Overcoming Spiritual Dryness: A Practical Guide for the Dry Seasons

When prayer feels flat and Scripture feels distant, you're not failing — you're in a season every believer walks through. Here's how to move forward with hope.

By Rooted · May 8, 2026

If you've ever sat down to pray and felt nothing — no warmth, no clarity, no sense that anyone was listening — you're not alone. If you've opened your Bible and the words felt like dust on the page, you're not broken. You're in a season the spiritual writers have called many things: the dark night, the wilderness, the dry land. Most of us just call it spiritual dryness, and almost every believer walks through it at some point.

Here's the part nobody tells you when you're in it: dryness is not a sign that something has gone wrong with your faith. It's often a sign that your faith is growing up. The honeymoon is over and something deeper is being formed. That doesn't make it pleasant — but it does change how we respond to it.

Name What You're Actually Experiencing

The first move out of spiritual dryness is honesty. Most of us spend weeks (or months) trying to push through, perform our way out, or feel guilty for not feeling closer to God. None of that helps.

Instead, try naming it plainly. "I feel distant from God right now." "My prayers feel like they're hitting the ceiling." "I'm going through the motions and I miss the joy I used to feel."

Naming it does two things. It tells the truth — and God has never been afraid of our truth. And it lifts the shame that whispers you must be doing something wrong. The Psalms are full of this kind of honesty. David writes, "My God, my God, why have you forsaken me?" and that prayer made it into Scripture, not out of it.

Practical tip: In your journal tonight, write one sentence that names your current season honestly. Don't fix it. Don't theologize it. Just name it.

Lower the Bar, Don't Raise It

When we feel dry, our instinct is often to crank up the spiritual intensity — read more chapters, pray longer, attend more services. Sometimes that helps. More often, it deepens the exhaustion.

Dryness is rarely solved by doing more. It's usually softened by doing less, but doing it consistently. A faithful five minutes beats an ambitious hour you'll abandon by Thursday.

Try this:

The goal isn't to feel something. The goal is to keep showing up. Feelings are downstream of presence, and presence is the one thing you can actually control.

Move Toward, Not Away

Dryness whispers a sneaky lie: God isn't here, so why bother showing up? But the pattern throughout Scripture is the opposite — the wilderness is where God meets people. Moses, Elijah, Jesus himself. The dry place is not the absence of God. It's a different room in the house of God.

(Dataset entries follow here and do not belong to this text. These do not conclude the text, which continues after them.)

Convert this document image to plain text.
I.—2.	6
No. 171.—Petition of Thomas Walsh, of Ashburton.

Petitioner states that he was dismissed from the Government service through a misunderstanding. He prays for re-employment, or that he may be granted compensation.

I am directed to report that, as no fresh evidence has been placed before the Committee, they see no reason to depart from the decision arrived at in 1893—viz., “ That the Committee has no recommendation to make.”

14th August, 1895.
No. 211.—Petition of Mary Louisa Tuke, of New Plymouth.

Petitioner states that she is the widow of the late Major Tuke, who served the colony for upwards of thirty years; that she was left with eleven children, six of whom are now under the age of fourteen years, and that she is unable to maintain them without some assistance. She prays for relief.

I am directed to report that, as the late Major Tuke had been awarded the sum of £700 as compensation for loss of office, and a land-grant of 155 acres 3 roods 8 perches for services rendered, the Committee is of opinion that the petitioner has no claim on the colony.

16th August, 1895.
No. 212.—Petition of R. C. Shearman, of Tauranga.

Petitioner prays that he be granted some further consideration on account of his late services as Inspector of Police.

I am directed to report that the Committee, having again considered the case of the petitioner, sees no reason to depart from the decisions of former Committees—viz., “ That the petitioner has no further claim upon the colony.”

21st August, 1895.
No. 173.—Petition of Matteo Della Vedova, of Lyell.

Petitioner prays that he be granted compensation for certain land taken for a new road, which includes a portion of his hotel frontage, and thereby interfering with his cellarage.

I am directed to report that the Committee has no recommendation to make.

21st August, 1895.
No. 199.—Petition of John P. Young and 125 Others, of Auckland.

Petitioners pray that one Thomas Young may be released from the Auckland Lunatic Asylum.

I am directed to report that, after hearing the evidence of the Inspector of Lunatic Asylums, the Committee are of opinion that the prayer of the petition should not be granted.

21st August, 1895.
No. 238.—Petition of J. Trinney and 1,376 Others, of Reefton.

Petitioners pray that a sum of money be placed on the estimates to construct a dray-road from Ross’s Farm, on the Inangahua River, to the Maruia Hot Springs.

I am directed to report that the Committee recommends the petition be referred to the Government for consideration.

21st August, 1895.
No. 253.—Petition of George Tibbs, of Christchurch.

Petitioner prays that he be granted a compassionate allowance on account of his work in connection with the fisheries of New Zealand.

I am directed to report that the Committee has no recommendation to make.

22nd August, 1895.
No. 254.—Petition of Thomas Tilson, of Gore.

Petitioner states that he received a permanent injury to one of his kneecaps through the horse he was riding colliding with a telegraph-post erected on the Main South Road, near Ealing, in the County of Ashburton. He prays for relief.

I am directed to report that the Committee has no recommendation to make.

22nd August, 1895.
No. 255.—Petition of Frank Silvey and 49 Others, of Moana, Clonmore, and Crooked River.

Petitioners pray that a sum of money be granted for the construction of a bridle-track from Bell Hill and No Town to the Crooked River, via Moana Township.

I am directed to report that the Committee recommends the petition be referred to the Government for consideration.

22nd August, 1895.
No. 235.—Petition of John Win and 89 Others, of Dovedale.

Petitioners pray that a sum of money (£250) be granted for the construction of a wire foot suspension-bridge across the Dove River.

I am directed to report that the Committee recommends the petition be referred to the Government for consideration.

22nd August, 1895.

When you don't feel like praying, pray anyway — even if all you can manage is "I'm here. I don't feel you. Help." When you don't feel like reading, read anyway — even one verse. The act of moving toward God in the dryness is itself an act of faith, and it counts more than the warm-fuzzy days when devotion is easy.

Practical tip: Keep a simple log of when you showed up, even when you didn't feel like it. Looking back at thirty days of "I prayed even though I didn't feel anything" is one of the most faith-building things you can do.

Get Honest in Writing

This is where journaling becomes more than a habit — it becomes a lifeline. Dry seasons are loud with vague unease but quiet on specifics. Writing forces specifics. What exactly are you feeling? When did this start? What changed in your life recently? Are you actually dry, or are you tired, or grieving, or burned out?

Rooted's journaling tools are built for exactly this kind of honest reflection — not just recording, but processing. The captured thought analysis can help surface patterns in what you're carrying that you might not see otherwise. Some seasons of dryness aren't really spiritual at all; they're emotional, physical, or relational, and they show up in our prayer lives because we're whole people. Naming the real cause is half the work.

Remember: This Is a Season, Not a Verdict

Dryness ends. It always ends. Sometimes it ends in a moment of unexpected clarity. More often it lifts so gradually you don't notice until one day you realize you're praying again and meaning it.

What you're being shaped into during a dry season is real. The faith that survives the wilderness is the faith that doesn't depend on feelings — and that's the faith that will hold when life gets hard in the years ahead.

If you're dry right now, you haven't lost anything. You're being trained for depth.

A Simple Place to Start

If today felt heavy and prayer felt impossible, here's the smallest possible step: open your journal and write one honest sentence about where you are. That's it. Not a strategy, not a five-point plan — just one true sentence in front of God.

If you'd like a place to start that with structure and gentle prompts, the Rooted journal was built for exactly these seasons. The dry days are why we built it.

You're not behind. You're not failing. You're in a season — and seasons end.